Яркий свет от фонарика ударил в глаза Кошкину — он зажмурился и услышал, как клацнул выключатель. На потолке загорелись две лампочки. Успокаивающая волна света залила сумрак комнаты. Когда капитан раскрыл глаза, то увидел удивленное человеческое лицо и услышал знакомый голос:
— Жив, чертяка!
* * *
Шельга шагнул в комнату, погасил фонарик, включил свет и огляделся. На полу, жмурясь, лежал связанный капитан Кошкин, в углу сидел другой человек — без движения, как будто не замечал его появления. Помещение пустовало и предназначалось явно не для жилья. Повсюду валялись пустые деревянные ящики со скомканной промасленной бумагой, которой обертывают оружие для длительного хранения, по обе стороны стояли стальные шкафы с открытыми дверцами.

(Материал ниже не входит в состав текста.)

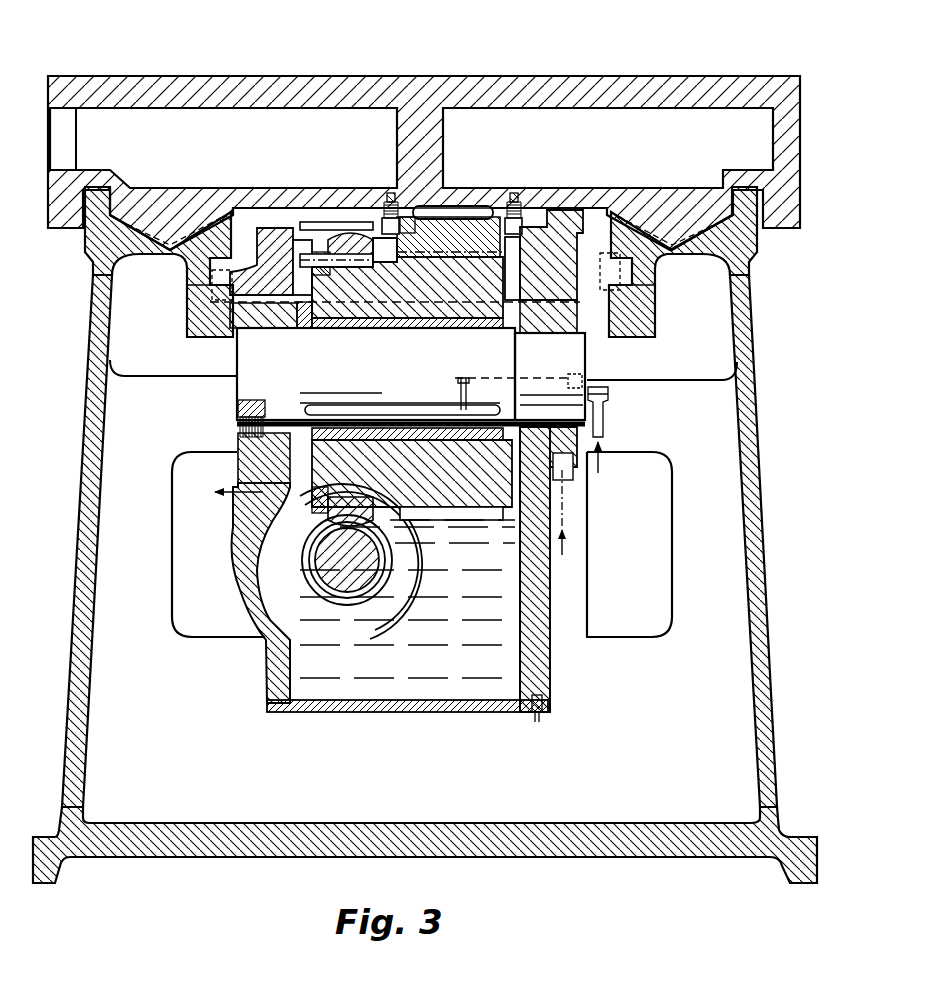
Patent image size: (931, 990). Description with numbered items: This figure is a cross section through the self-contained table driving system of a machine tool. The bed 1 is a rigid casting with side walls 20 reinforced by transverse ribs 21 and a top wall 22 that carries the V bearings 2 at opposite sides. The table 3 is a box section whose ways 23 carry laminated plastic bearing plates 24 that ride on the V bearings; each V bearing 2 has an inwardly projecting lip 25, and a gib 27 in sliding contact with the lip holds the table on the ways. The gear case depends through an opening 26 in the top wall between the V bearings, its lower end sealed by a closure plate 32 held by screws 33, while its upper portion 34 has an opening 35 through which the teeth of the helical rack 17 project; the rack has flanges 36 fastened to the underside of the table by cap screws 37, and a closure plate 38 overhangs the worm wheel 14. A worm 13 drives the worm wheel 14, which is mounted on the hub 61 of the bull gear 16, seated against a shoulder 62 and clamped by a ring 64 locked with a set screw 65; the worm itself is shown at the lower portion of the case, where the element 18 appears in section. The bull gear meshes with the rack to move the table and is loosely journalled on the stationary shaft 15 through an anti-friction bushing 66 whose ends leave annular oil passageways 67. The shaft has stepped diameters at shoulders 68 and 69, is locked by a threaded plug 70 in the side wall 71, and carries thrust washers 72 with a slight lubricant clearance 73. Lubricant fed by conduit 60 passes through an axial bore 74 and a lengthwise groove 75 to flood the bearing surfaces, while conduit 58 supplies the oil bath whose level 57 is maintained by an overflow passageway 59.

The bed 1 is at (80, 432).
The V bearing 2 is at (100, 256).
The table 3 is at (234, 70).
The worm 13 is at (348, 620).
The worm wheel 14 is at (350, 247).
The stationary shaft 15 is at (255, 379).
The bull gear 16 is at (460, 267).
The helical rack 17 is at (443, 240).
The drive shaft 18 is at (372, 577).
The side wall 20 is at (88, 530).
The transverse rib 21 is at (720, 627).
The top wall 22 is at (282, 188).
The way 23 is at (207, 200).
The laminated plastic bearing plate 24 is at (158, 222).
The lip 25 is at (185, 243).
The opening 26 is at (222, 330).
The gib 27 is at (650, 308).
The closure plate 32 is at (440, 712).
The screw 33 is at (538, 713).
The upper portion 34 is at (320, 228).
The opening 35 is at (517, 250).
The flange 36 is at (393, 218).
The cap screw 37 is at (387, 205).
The closure plate 38 is at (345, 183).
The oil level 57 is at (566, 495).
The conduit 58 is at (568, 518).
The overflow passageway 59 is at (220, 497).
The conduit 60 is at (607, 418).
The hub 61 is at (332, 290).
The shoulder 62 is at (440, 508).
The ring 64 is at (330, 222).
The set screw 65 is at (252, 545).
The anti-friction bushing 66 is at (398, 328).
The annular oil passageway 67 is at (503, 330).
The shoulder 68 is at (520, 345).
The shoulder 69 is at (298, 386).
The threaded plug 70 is at (240, 426).
The side wall 71 is at (250, 464).
The thrust washer 72 is at (286, 328).
The lubricant clearance 73 is at (612, 292).
The axial bore 74 is at (462, 379).
The groove 75 is at (405, 400).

Вероятно, когда-то здесь находился арсенал.
Кошкин открыл глаза, заморгал и попытался что-то сказать, но изо рта вырвался лишь хрип, будто его голосовые связки были парализованы.
— Жив, чертяка! — обрадовался майор.
Кошкин узнал Шельгу и попросил:
— Развяжите меня, майор…
В комнату вошли еще трое.
Шельга обернулся и приказал:
— Профессор, побудьте в коридоре. Не хотелось бы по собственной беспечности оказаться в мышеловке.

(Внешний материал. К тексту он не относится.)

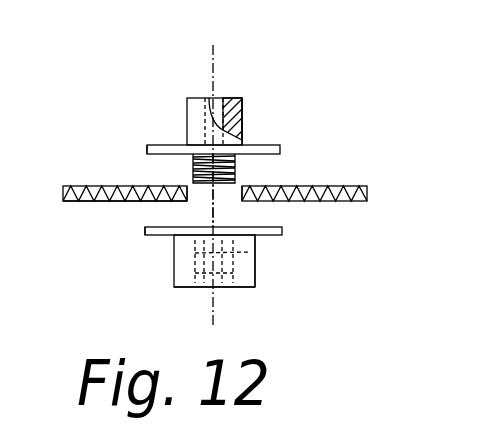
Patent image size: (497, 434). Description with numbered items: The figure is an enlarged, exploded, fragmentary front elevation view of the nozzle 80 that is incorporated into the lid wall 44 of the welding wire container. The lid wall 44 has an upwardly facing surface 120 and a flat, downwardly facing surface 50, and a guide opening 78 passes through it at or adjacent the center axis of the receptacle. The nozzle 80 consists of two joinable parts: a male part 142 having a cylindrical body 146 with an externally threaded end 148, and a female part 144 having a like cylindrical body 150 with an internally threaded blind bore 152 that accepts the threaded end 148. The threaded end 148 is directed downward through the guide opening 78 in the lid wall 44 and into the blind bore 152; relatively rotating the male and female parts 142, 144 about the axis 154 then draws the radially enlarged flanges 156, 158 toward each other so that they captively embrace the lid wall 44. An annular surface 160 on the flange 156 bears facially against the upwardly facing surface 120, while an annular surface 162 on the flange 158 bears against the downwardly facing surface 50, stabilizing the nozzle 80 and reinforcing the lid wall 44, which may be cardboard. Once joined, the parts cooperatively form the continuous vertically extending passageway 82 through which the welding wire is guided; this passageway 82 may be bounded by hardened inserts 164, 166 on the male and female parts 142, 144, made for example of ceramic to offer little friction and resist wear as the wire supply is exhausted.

The lid wall 44 is at (118, 186).
The downwardly facing surface 50 is at (85, 201).
The guide opening 78 is at (242, 193).
The nozzle 80 is at (280, 176).
The passageway 82 is at (207, 98).
The upwardly facing surface 120 is at (348, 186).
The male part 142 is at (249, 126).
The female part 144 is at (262, 259).
The cylindrical body 146 is at (187, 117).
The externally threaded end 148 is at (240, 168).
The cylindrical body 150 is at (174, 258).
The blind bore 152 is at (256, 246).
The axis 154 is at (210, 60).
The flange 156 is at (280, 145).
The flange 158 is at (283, 228).
The annular surface 160 is at (150, 156).
The annular surface 162 is at (148, 228).
The hardened insert 164 is at (228, 98).
The hardened insert 166 is at (240, 290).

— Есть, командир! Я осмотрю остальные помещения, — ответил Боголюбов, тут же исчезнув за дверью.
Майор склонился над Кошкиным. Щелкнул нож.
Капитан почувствовал, как путы ослабли, и он смог двигать руками и ногами. Тело затекло и не желало слушаться, каждое движение отдавалось жуткой болью. Шельга помог ему подняться и сесть на один из ящиков.
— Пить, — попросил Кошкин. Он тяжело дышал. В комнате было довольно прохладно, однако по лбу капитана скатывались крупные капли пота.
Воронов протянул флягу с водой.
Кошкин жадно приложился к горлышку и оторвался от него после того, как фляга полностью опустела.
— Спасибо, — сказал он, переводя дыхание. Глаза стали влажными и наполнились живым блеском. — Я едва не умер от жажды.
Шельга указал на странного человека у стены:
— А этот откуда взялся?
Капитан покосился на незнакомца:
— Понятия не имею. Тварь притащила его сюда несколько часов назад. Меня вот связала, а его — нет. Сидит, как истукан, даже не ворочается. Не знаю, что с ним происходит…
— А сам как здесь оказался? — спросил майор. — Мы думали, все погибли… там… наверху.
Лиса подошла поближе к капитану.
— Он ранен, командир. Позвольте, я осмотрю?
Шельга кивнул в знак согласия и отошел немного в сторону.